Small firms
demand to be
free of EU

Have your say

From: David Nutt, Huby, Leeds.

YOUR correspondent Philip Hutchinson declares in your paper (The Yorkshire Post, May 14) that our problem being Ukip members is that we are “small business people” as though, if true, this would disqualify us from the political debate.

Yes Philip! The new promotion is indeed simple and sophisticated, just what you would expect from business people who if elected will be far better qualified to manage our national affairs than the hopeless bunch of career politicians that are the alternative.

These little businessmen have some further quarrels with the content of your letter – one such is your assertion that their wish to leave the EU is to gain an unspecified benefit from ‘closing-off’ the UK market.

Not one of the Ukip members with whom I have discussed the eventual UK exit foresee any disadvantageous change in our trading (market) relationship with the rest of Europe – they perceive a trading arrangement, which might sensibly be called EFTA, as being much more vital to the remaining member states than it would be to us.

Furthermore, they look forward to the day when the UK is once more free to make mutually satisfactory trading deals with the rest of the world.

No Philip! The electorate who are being ‘taken-in’ by our Ukip campaign, are overwhelmingly concerned to free our country from the Franco-German nonsense that is the EU, and everything that stems from it.

Finally Philip, your use of the expression “nascent fascism” in the context of the subject matter of your letter is uncalled-for.

Labour plans

From: Mrs W Abbott, Boulsworth Avenue, Kingston Upon Hull.

JAYNE Dowle (The Yorkshire Post, May 12) is absolutely right when she says “Labour faces the biggest challenge” in the run up to the 2015 general election.

At the present time, Ed Miliband is swanning around the country with his pre-election proposals, some of which are unrealistic and unworkable.

Mr Miliband now claims that if he is elected, patients requiring an appointment with their doctor “will be guaranteed an appointment within 48 hours”.

We are fortunate that the receptionists at our GP surgery are very efficient, and will try their best to accommodate our requests.

However, it is not always possible to obtain an appointment within 48 hours if the doctor’s appointment slots are fully booked, and is not classified as an emergency. In these circumstances, the Labour leader’s proposals are unworkable. Mr Miliband would be better off concentrating his energies on putting together a manifesto which contains proposals that are realistic to achieve and adhere to the promises he makes which his party’s predecessors have failed to do in the past.

Brought to book on tax

From: Mr M Hey, Fairway Grove, Bradford.

THE British arm of internet retailer Amazon was revealed to have paid corporation tax of less than £10m last year despite sales of £4.3bn.

Consumers buy from the company’s British website and the items are delivered from warehouses across Britain, but the actual payments are mostly to a Luxembourg company called Amazon EU, so this allows Amazon to legitimately lower its tax bill.

It is taxed at the lower rate in Luxembourg and avoids much corporation tax in Britain where the rate is higher.

Amazon says it follows the tax rules in all countries where it operates, but Commons Public Accounts Committee chairwoman Margaret Hodge has renewed her attack on the company saying it should pay its fair share of tax.

Speed limits not answer

From: Hugh Rogers, Messingham Road, Ashby.

WHILE I agree (and sympathise) with most of what Andrew Vine says (The Yorkshire Post, May 13), I do not regard the current headlong rush into urban 20mph speed limits as being a solution to careless pedestrians.

There are several reasons for my scepticism. Perception by pedestrians, particularly children and young people, that the road is a dangerous place where you will get hurt if you don’t keep your wits about you is reduced if the speed of traffic is lowered.

Kids will simply see the roads as not so dangerous anymore and take more risks.
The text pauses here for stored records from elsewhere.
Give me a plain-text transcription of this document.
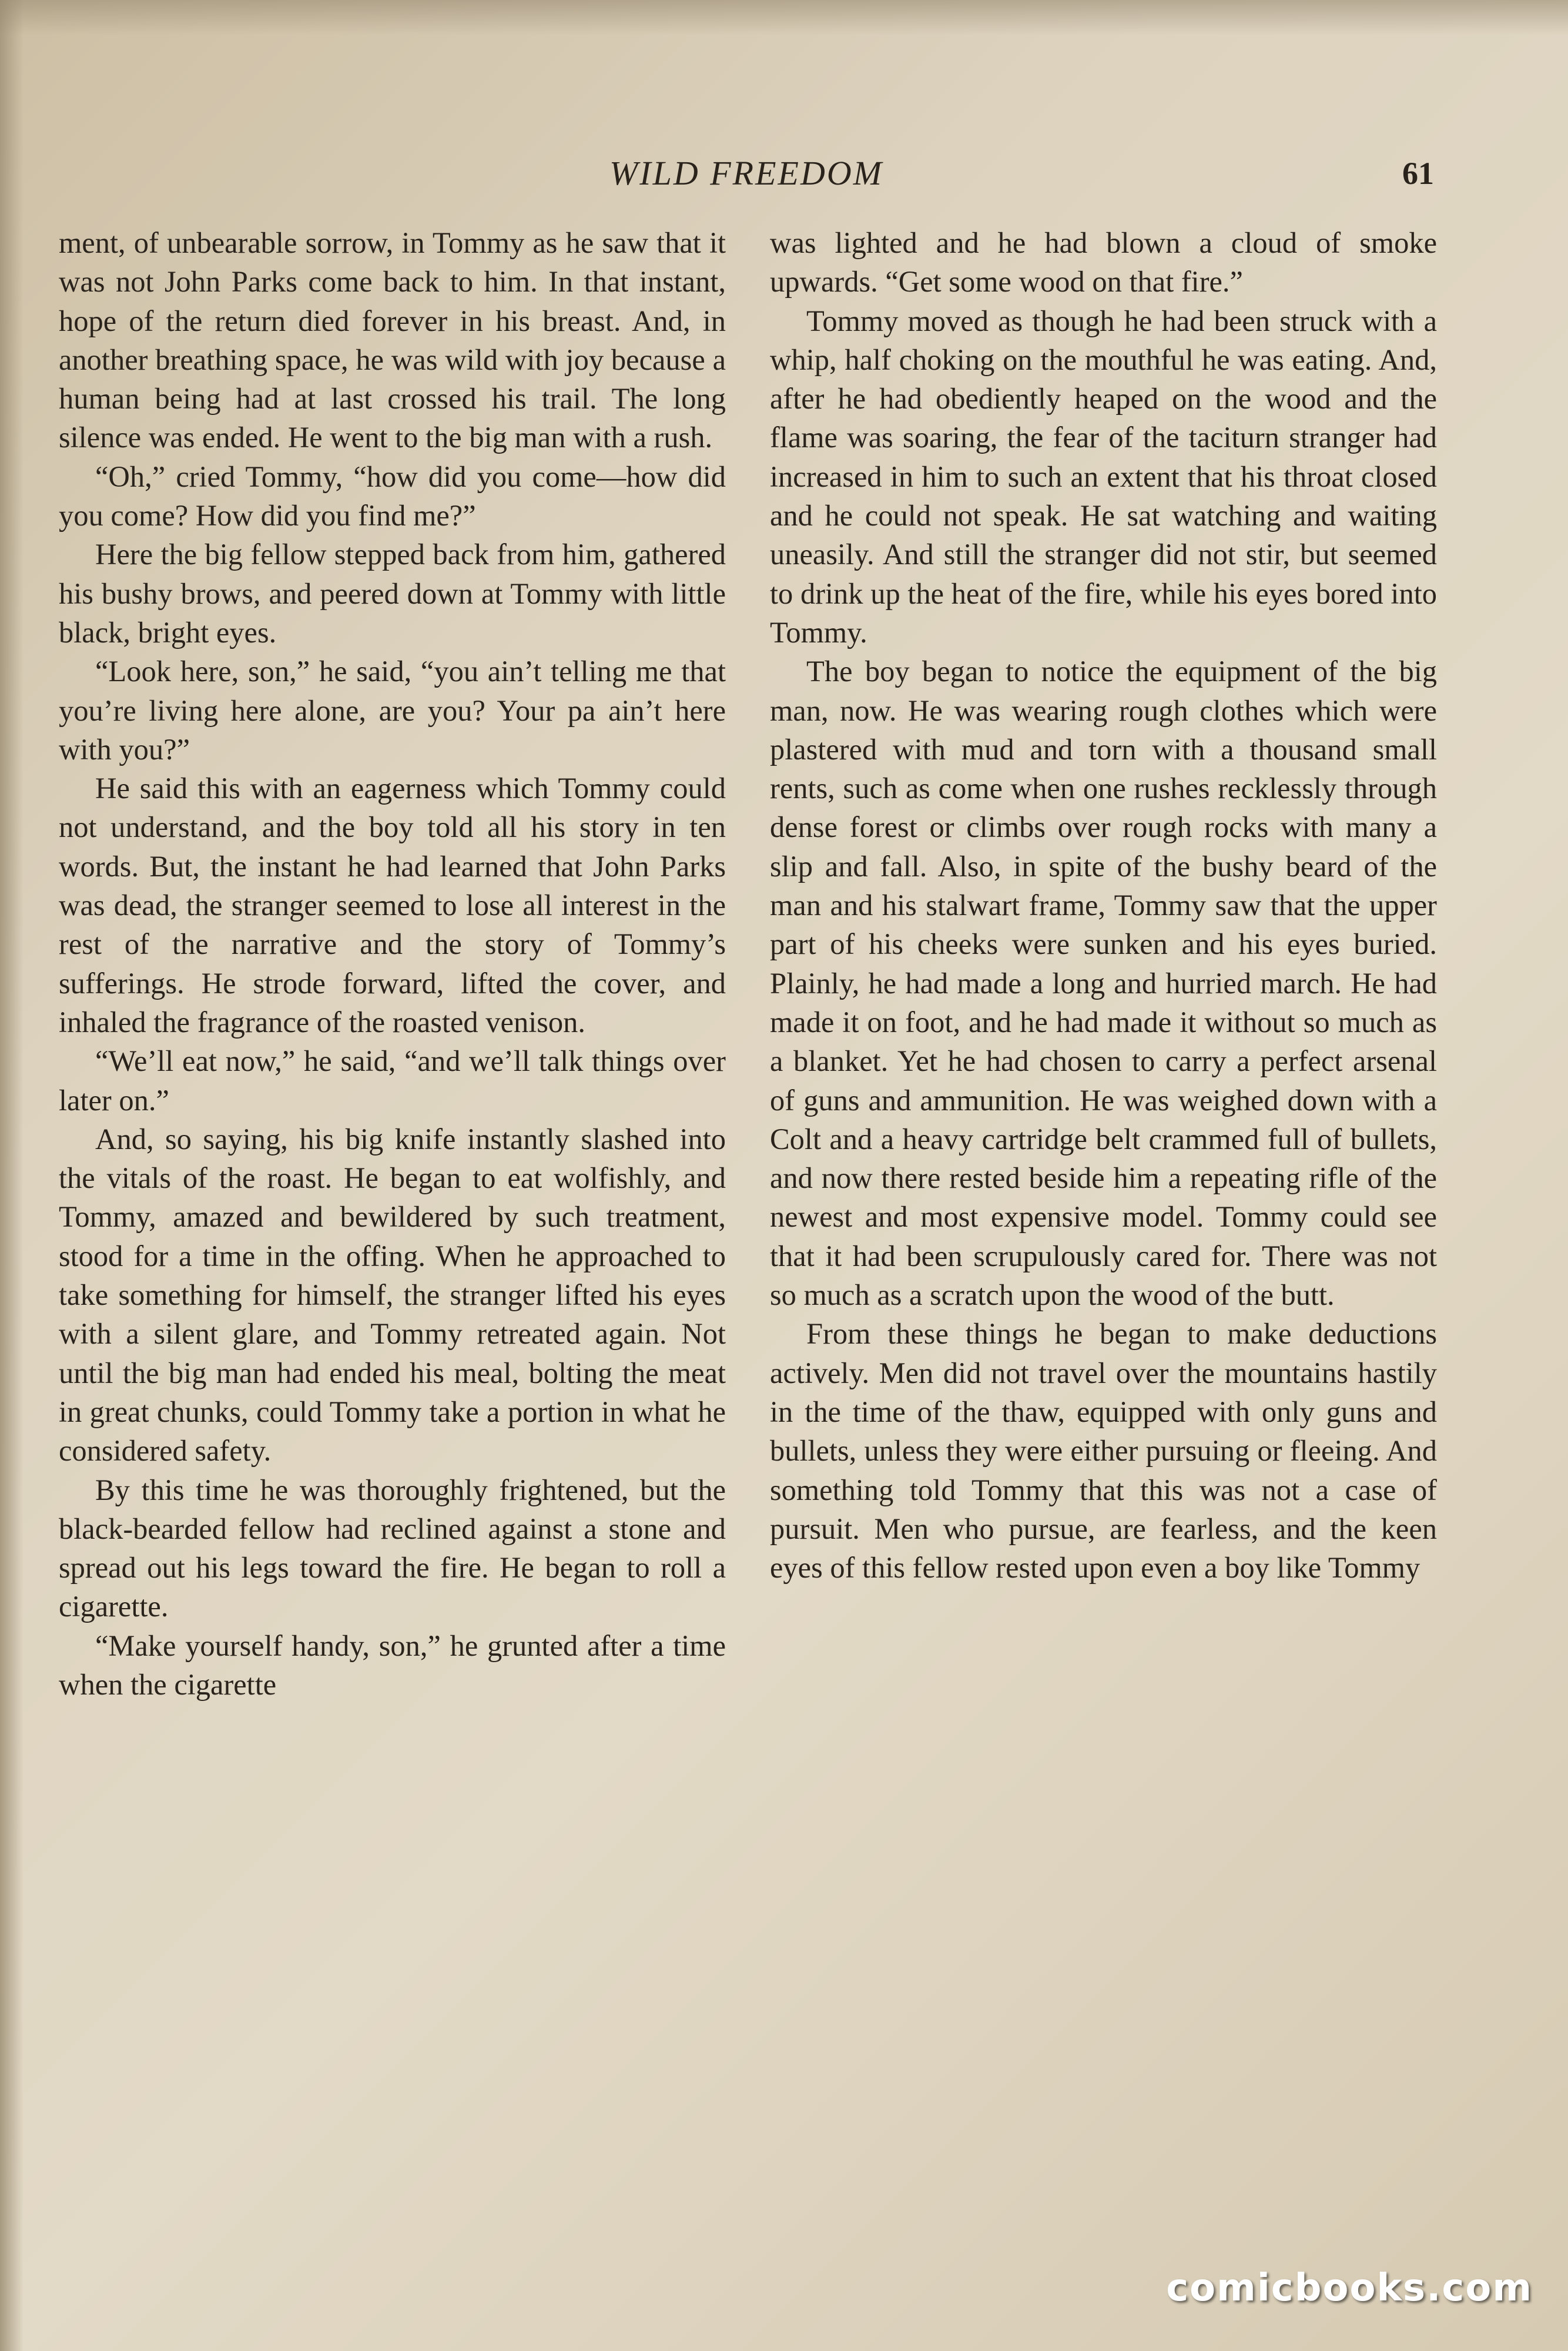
WILD FREEDOM	61

ment, of unbearable sorrow, in Tommy as he saw that it was not John Parks come back to him. In that instant, hope of the return died forever in his breast. And, in another breathing space, he was wild with joy because a human being had at last crossed his trail. The long silence was ended. He went to the big man with a rush.

“Oh,” cried Tommy, “how did you come—how did you come? How did you find me?”

Here the big fellow stepped back from him, gathered his bushy brows, and peered down at Tommy with little black, bright eyes.

“Look here, son,” he said, “you ain’t telling me that you’re living here alone, are you? Your pa ain’t here with you?”

He said this with an eagerness which Tommy could not understand, and the boy told all his story in ten words. But, the instant he had learned that John Parks was dead, the stranger seemed to lose all interest in the rest of the narrative and the story of Tommy’s sufferings. He strode forward, lifted the cover, and inhaled the fragrance of the roasted venison.

“We’ll eat now,” he said, “and we’ll talk things over later on.”

And, so saying, his big knife instantly slashed into the vitals of the roast. He began to eat wolfishly, and Tommy, amazed and bewildered by such treatment, stood for a time in the offing. When he approached to take something for himself, the stranger lifted his eyes with a silent glare, and Tommy retreated again. Not until the big man had ended his meal, bolting the meat in great chunks, could Tommy take a portion in what he considered safety.

By this time he was thoroughly frightened, but the black-bearded fellow had reclined against a stone and spread out his legs toward the fire. He began to roll a cigarette.

“Make yourself handy, son,” he grunted after a time when the cigarette

was lighted and he had blown a cloud of smoke upwards. “Get some wood on that fire.”

Tommy moved as though he had been struck with a whip, half choking on the mouthful he was eating. And, after he had obediently heaped on the wood and the flame was soaring, the fear of the taciturn stranger had increased in him to such an extent that his throat closed and he could not speak. He sat watching and waiting uneasily. And still the stranger did not stir, but seemed to drink up the heat of the fire, while his eyes bored into Tommy.

The boy began to notice the equipment of the big man, now. He was wearing rough clothes which were plastered with mud and torn with a thousand small rents, such as come when one rushes recklessly through dense forest or climbs over rough rocks with many a slip and fall. Also, in spite of the bushy beard of the man and his stalwart frame, Tommy saw that the upper part of his cheeks were sunken and his eyes buried. Plainly, he had made a long and hurried march. He had made it on foot, and he had made it without so much as a blanket. Yet he had chosen to carry a perfect arsenal of guns and ammunition. He was weighed down with a Colt and a heavy cartridge belt crammed full of bullets, and now there rested beside him a repeating rifle of the newest and most expensive model. Tommy could see that it had been scrupulously cared for. There was not so much as a scratch upon the wood of the butt.

From these things he began to make deductions actively. Men did not travel over the mountains hastily in the time of the thaw, equipped with only guns and bullets, unless they were either pursuing or fleeing. And something told Tommy that this was not a case of pursuit. Men who pursue, are fearless, and the keen eyes of this fellow rested upon even a boy like Tommy

comicbooks.com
Secondly, there are so many things a driver already has to consider when driving in a crowded urban environment 
that adding the need to continuously monitor and govern your speed to 20mph is one thing too many.

Drivers’ attention is drawn away from the road and more, not fewer accidents will result.

Lastly, a 20mph speed limit is just not enforceable and will therefore be widely ignored, particularly at those times of day when there is little traffic and few pedestrians around.

And, of course, the boy racers will ignore any limit anyway, in the knowledge that there are so few police around that they will get away with it.

No, the answer to road safety is care, courtesy and consideration. By all road users, including pedestrians.